Ok so I'm trying to compare the means of two sets of data using a 2-sample t-test. Unfortunately, both sets of data are non-normal. It appears box-cox or Johnson transforms will work, but my question is, wouldn't I need to transform both sets of data using the same transform parameters (lambda for BC and the transform function for the Johnson) in order for the comparison to be valid? I would think if I use two different sets of transform parameters than the data would be shifted in differing amounts, potentially spreading out the means (incorrectly??). Hopefully this makes sense! Thanks.
 

Dason

Ambassador to the humans
#4
That should be more than enough data for the CLT to kick in. You shouldn't need to transform.
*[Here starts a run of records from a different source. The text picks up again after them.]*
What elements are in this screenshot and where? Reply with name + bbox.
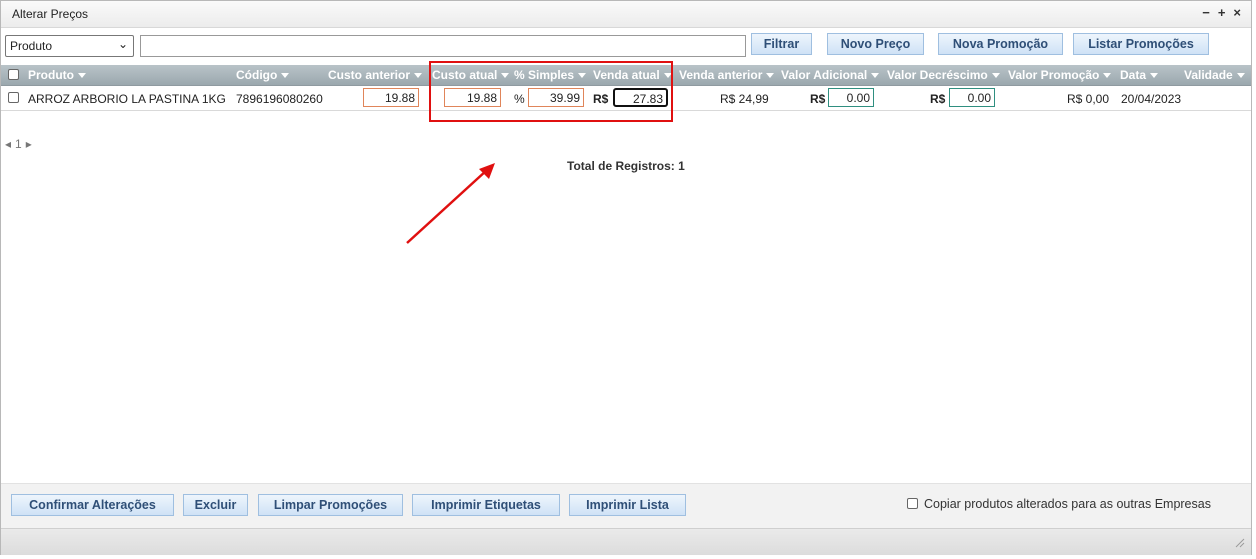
field-select[interactable]: Produto ⌄ (5, 35, 134, 57)
delete-button[interactable]: Excluir (183, 494, 248, 516)
col-header-valor-promocao[interactable]: Valor Promoção (1008, 68, 1112, 82)
sort-caret-icon (78, 73, 86, 79)
row-checkbox[interactable] (8, 92, 19, 103)
print-labels-button[interactable]: Imprimir Etiquetas (412, 494, 560, 516)
col-header-codigo[interactable]: Código (236, 68, 290, 82)
dropdown-arrow-icon: ⌄ (117, 37, 128, 51)
cell-produto: ARROZ ARBORIO LA PASTINA 1KG (28, 92, 226, 106)
copy-products-checkbox[interactable] (907, 498, 918, 509)
valor-decrescimo-currency: R$ (930, 92, 946, 106)
sort-caret-icon (991, 73, 1000, 79)
col-header-valor-adicional[interactable]: Valor Adicional (781, 68, 880, 82)
new-price-button[interactable]: Novo Preço (827, 33, 924, 55)
col-header-validade[interactable]: Validade (1184, 68, 1245, 82)
print-list-button[interactable]: Imprimir Lista (569, 494, 686, 516)
field-select-value: Produto (10, 39, 53, 53)
search-input[interactable] (140, 35, 746, 57)
clear-promotions-button[interactable]: Limpar Promoções (258, 494, 403, 516)
maximize-icon[interactable]: + (1218, 6, 1226, 20)
close-icon[interactable]: × (1233, 6, 1241, 20)
annotation-arrow-icon (406, 163, 495, 244)
filter-button[interactable]: Filtrar (751, 33, 812, 55)
total-records: Total de Registros: 1 (567, 159, 685, 173)
annotation-highlight-box (429, 61, 673, 122)
confirm-changes-button[interactable]: Confirmar Alterações (11, 494, 174, 516)
sort-caret-icon (414, 73, 423, 79)
window-controls: − + × (1202, 6, 1241, 20)
window-title: Alterar Preços (12, 7, 89, 21)
sort-caret-icon (1103, 73, 1112, 79)
cell-valor-promocao: R$ 0,00 (1067, 92, 1110, 106)
status-bar (1, 528, 1251, 555)
page-prev-icon[interactable]: ◂ (5, 137, 11, 151)
sort-caret-icon (871, 73, 880, 79)
list-promotions-button[interactable]: Listar Promoções (1073, 33, 1209, 55)
select-all-checkbox[interactable] (8, 69, 19, 80)
minimize-icon[interactable]: − (1202, 6, 1210, 20)
cell-venda-anterior: R$ 24,99 (720, 92, 769, 106)
col-header-venda-anterior[interactable]: Venda anterior (679, 68, 775, 82)
alterar-precos-window: Alterar Preços − + × Produto ⌄ Filtrar N… (0, 0, 1252, 555)
cell-codigo: 7896196080260 (236, 92, 323, 106)
filter-toolbar: Produto ⌄ Filtrar Novo Preço Nova Promoç… (1, 33, 1251, 61)
pagination: ◂ 1 ▸ (5, 137, 36, 151)
valor-adicional-field[interactable]: 0.00 (828, 88, 874, 107)
col-header-produto[interactable]: Produto (28, 68, 86, 82)
page-number[interactable]: 1 (15, 137, 22, 151)
cell-data: 20/04/2023 (1121, 92, 1182, 106)
page-next-icon[interactable]: ▸ (26, 137, 32, 151)
title-bar[interactable]: Alterar Preços − + × (1, 1, 1251, 28)
col-header-custo-anterior[interactable]: Custo anterior (328, 68, 423, 82)
sort-caret-icon (766, 73, 775, 79)
valor-adicional-currency: R$ (810, 92, 826, 106)
copy-products-label: Copiar produtos alterados para as outras… (924, 497, 1211, 511)
sort-caret-icon (281, 73, 290, 79)
col-header-data[interactable]: Data (1120, 68, 1159, 82)
copy-products-option[interactable]: Copiar produtos alterados para as outras… (907, 497, 1211, 511)
sort-caret-icon (1150, 73, 1159, 79)
custo-anterior-field[interactable]: 19.88 (363, 88, 419, 107)
col-header-valor-decrescimo[interactable]: Valor Decréscimo (887, 68, 1000, 82)
sort-caret-icon (1236, 73, 1245, 79)
valor-decrescimo-field[interactable]: 0.00 (949, 88, 995, 107)
resize-grip-icon[interactable] (1235, 538, 1245, 548)
new-promotion-button[interactable]: Nova Promoção (938, 33, 1063, 55)
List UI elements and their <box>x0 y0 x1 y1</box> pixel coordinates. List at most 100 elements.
Then again you could do something like a Wilcoxon test instead.

But if you post histograms of your two groups we could help decide further whether or not your data is well behaved enough to choose between the two.
 

Dason

Ambassador to the humans
#7
As you can see, my distribution definitely is skewed...not sure if it is enough to throw out the CLT or not.
It doesn't look bad enough to me given what your sample sizes are. But you could bootstrap the sampling distribution of the difference in sample means and see if that distribution is approximately normal - thats what we really care about.
 
#8
But you could bootstrap the sampling distribution of the difference in sample means and see if that distribution is approximately normal - thats what we really care about.
Are you saying create a distribution of the differences between each sample's mean and see if that is normal? Meaning if I had means of 2, 7, 12, and 24, that I would want to see if (24-2), (12-2), (7-2), (24-7), (12-7), and (24-12), is normally distributed? That would validate the t-test? Thanks!